My dad picked me up at 730 for a game of golf. I am so blessed to have a dad who loves me enough to spend time with me. Even though certain things in both of our lives are not quiet making sense, it is nice to know that my dad is willing to take some time to step away from the chaos and spend a morning playing golf with me. Most would laugh to know we are playing golf. It is a sport he introduced me too and we don't really have a lot of experience - but we are having a blast on the road to becoming professional golfers :O) The best part is we get to talk and I get to hear how God is working in his life. His willingness to stay focused on the positive during a time when the pressure to view life negatively is so great encourages me a great deal. I give him the credit for teaching me to love God with my whole heart even during times of insecurity with life circumstances - this is a gift I will treasure always.

I am looking forward to this week. There is something exciting about the possibilities that it holds. I am preparing for a conference that I am kind of scared of. I am waiting to see if I will get a response from the application I shipped out on Saturday. I guess I am just on full alert for God to show me the way to go.

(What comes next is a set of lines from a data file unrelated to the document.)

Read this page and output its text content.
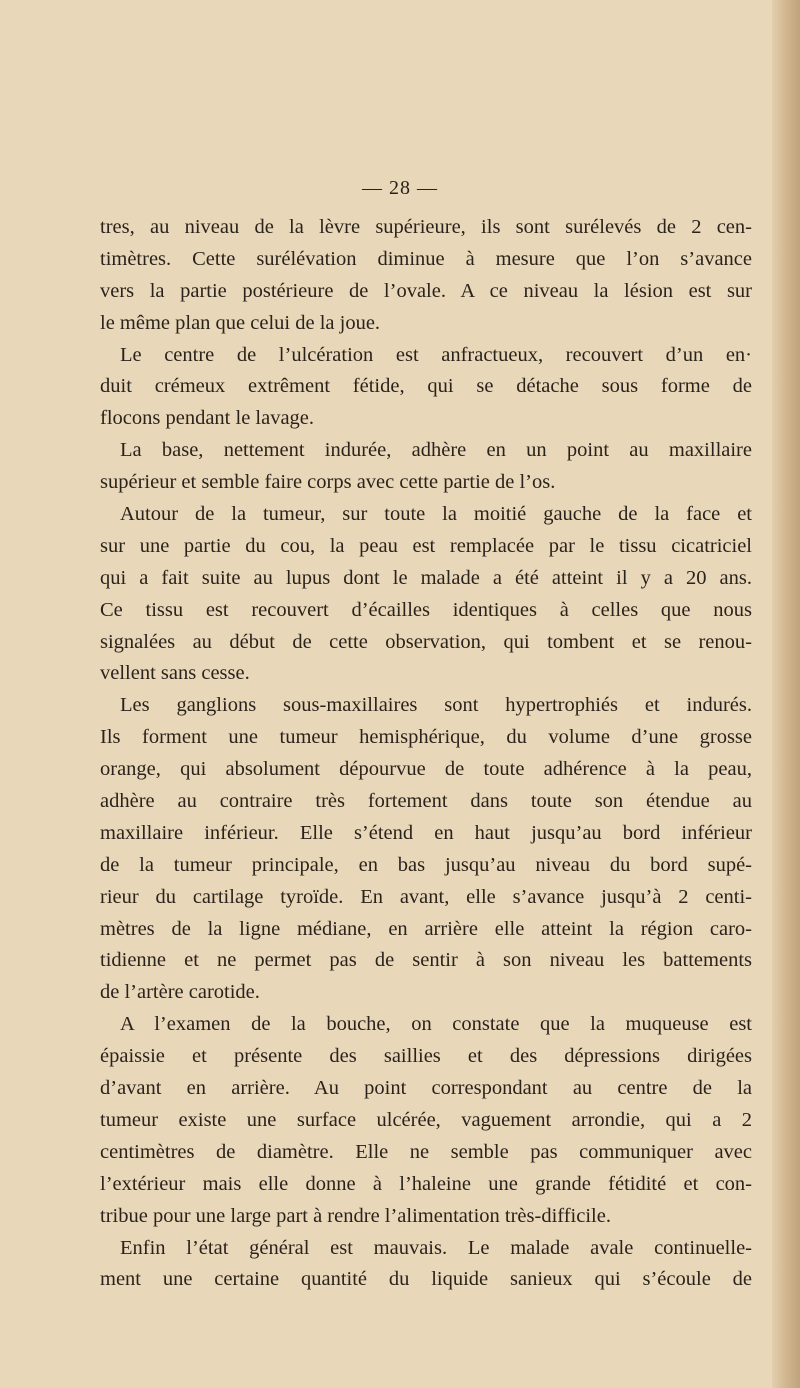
— 28 —
tres, au niveau de la lèvre supérieure, ils sont surélevés de 2 cen-
timètres. Cette surélévation diminue à mesure que l’on s’avance
vers la partie postérieure de l’ovale. A ce niveau la lésion est sur
le même plan que celui de la joue.
Le centre de l’ulcération est anfractueux, recouvert d’un en·
duit crémeux extrêment fétide, qui se détache sous forme de
flocons pendant le lavage.
La base, nettement indurée, adhère en un point au maxillaire
supérieur et semble faire corps avec cette partie de l’os.
Autour de la tumeur, sur toute la moitié gauche de la face et
sur une partie du cou, la peau est remplacée par le tissu cicatriciel
qui a fait suite au lupus dont le malade a été atteint il y a 20 ans.
Ce tissu est recouvert d’écailles identiques à celles que nous
signalées au début de cette observation, qui tombent et se renou-
vellent sans cesse.
Les ganglions sous-maxillaires sont hypertrophiés et indurés.
Ils forment une tumeur hemisphérique, du volume d’une grosse
orange, qui absolument dépourvue de toute adhérence à la peau,
adhère au contraire très fortement dans toute son étendue au
maxillaire inférieur. Elle s’étend en haut jusqu’au bord inférieur
de la tumeur principale, en bas jusqu’au niveau du bord supé-
rieur du cartilage tyroïde. En avant, elle s’avance jusqu’à 2 centi-
mètres de la ligne médiane, en arrière elle atteint la région caro-
tidienne et ne permet pas de sentir à son niveau les battements
de l’artère carotide.
A l’examen de la bouche, on constate que la muqueuse est
épaissie et présente des saillies et des dépressions dirigées
d’avant en arrière. Au point correspondant au centre de la
tumeur existe une surface ulcérée, vaguement arrondie, qui a 2
centimètres de diamètre. Elle ne semble pas communiquer avec
l’extérieur mais elle donne à l’haleine une grande fétidité et con-
tribue pour une large part à rendre l’alimentation très-difficile.
Enfin l’état général est mauvais. Le malade avale continuelle-
ment une certaine quantité du liquide sanieux qui s’écoule de
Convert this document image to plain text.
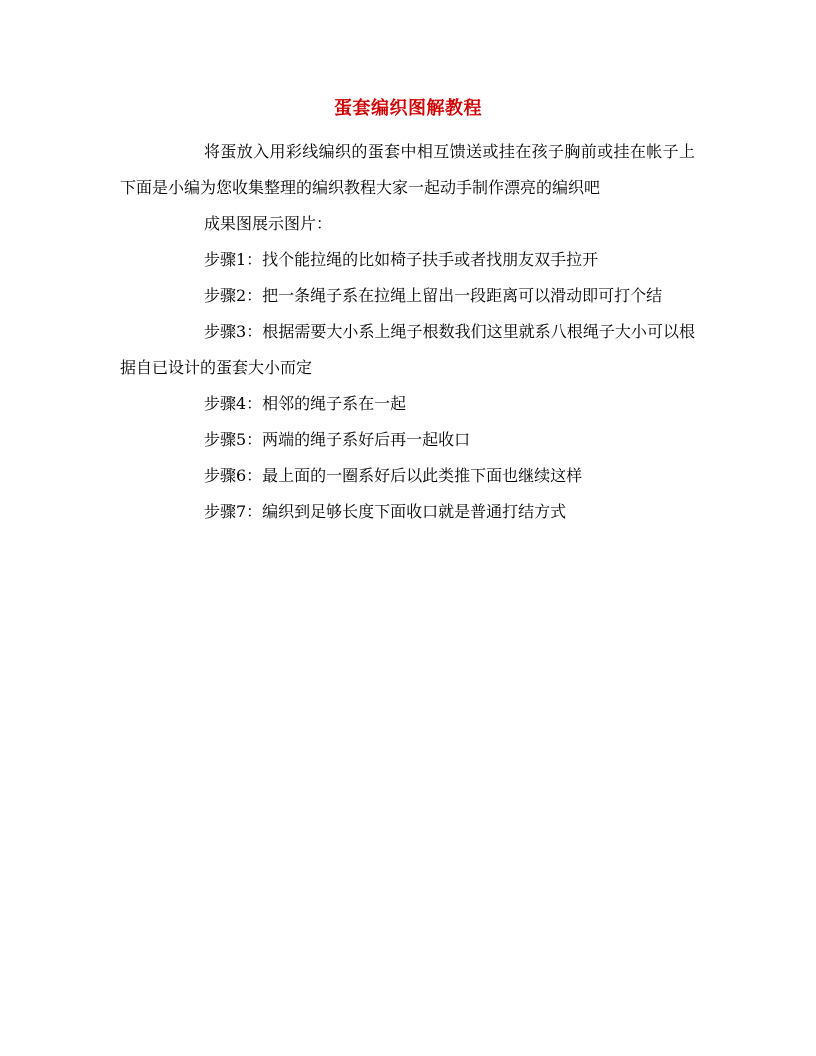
蛋套编织图解教程

将蛋放入用彩线编织的蛋套中相互馈送或挂在孩子胸前或挂在帐子上下面是小编为您收集整理的编织教程大家一起动手制作漂亮的编织吧

成果图展示图片：

步骤1：找个能拉绳的比如椅子扶手或者找朋友双手拉开

步骤2：把一条绳子系在拉绳上留出一段距离可以滑动即可打个结

步骤3：根据需要大小系上绳子根数我们这里就系八根绳子大小可以根据自已设计的蛋套大小而定

步骤4：相邻的绳子系在一起

步骤5：两端的绳子系好后再一起收口

步骤6：最上面的一圈系好后以此类推下面也继续这样

步骤7：编织到足够长度下面收口就是普通打结方式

My mentor moment was pretty direct today. I was watching a LifeToday episode about "Not throwing away your confidence" - I think it is a whole series. And the main verse BM spoke on was Hebrews 10:35-36:

So don't throw away your confidence, which has great reward. For you need endurance, so that after you have done God's will, you may receive what is promised.

This is a Scripture I have read before, but it is especially pertinent to my life today because I am kind of living in the middle of where I have been and where I am going. It is so strange really, but kind of exciting. But, it also can make me feel kind of insecure because in some ways I don't feel like my life has any particular purpose. But this verse and the message from BM today reminds me that I need to remain confident in who God has made me to be. I need to endure and continue to seek God's will. I need to accept the encouragement He offers me to stay steady and be ready. I need to act when He tells me to act and believe when He tells me to believe so that one day I will receive all of what He has promised.

You know, God assures me He has plans for me all the time. He works directly to answer my prayers or to give me just what I need to make it through the day. And today, He saw fit to fill my heart with joy. I am so thankful for that. I look forward to what is ahead.

I hope you are feeling blessed today. Later peeps.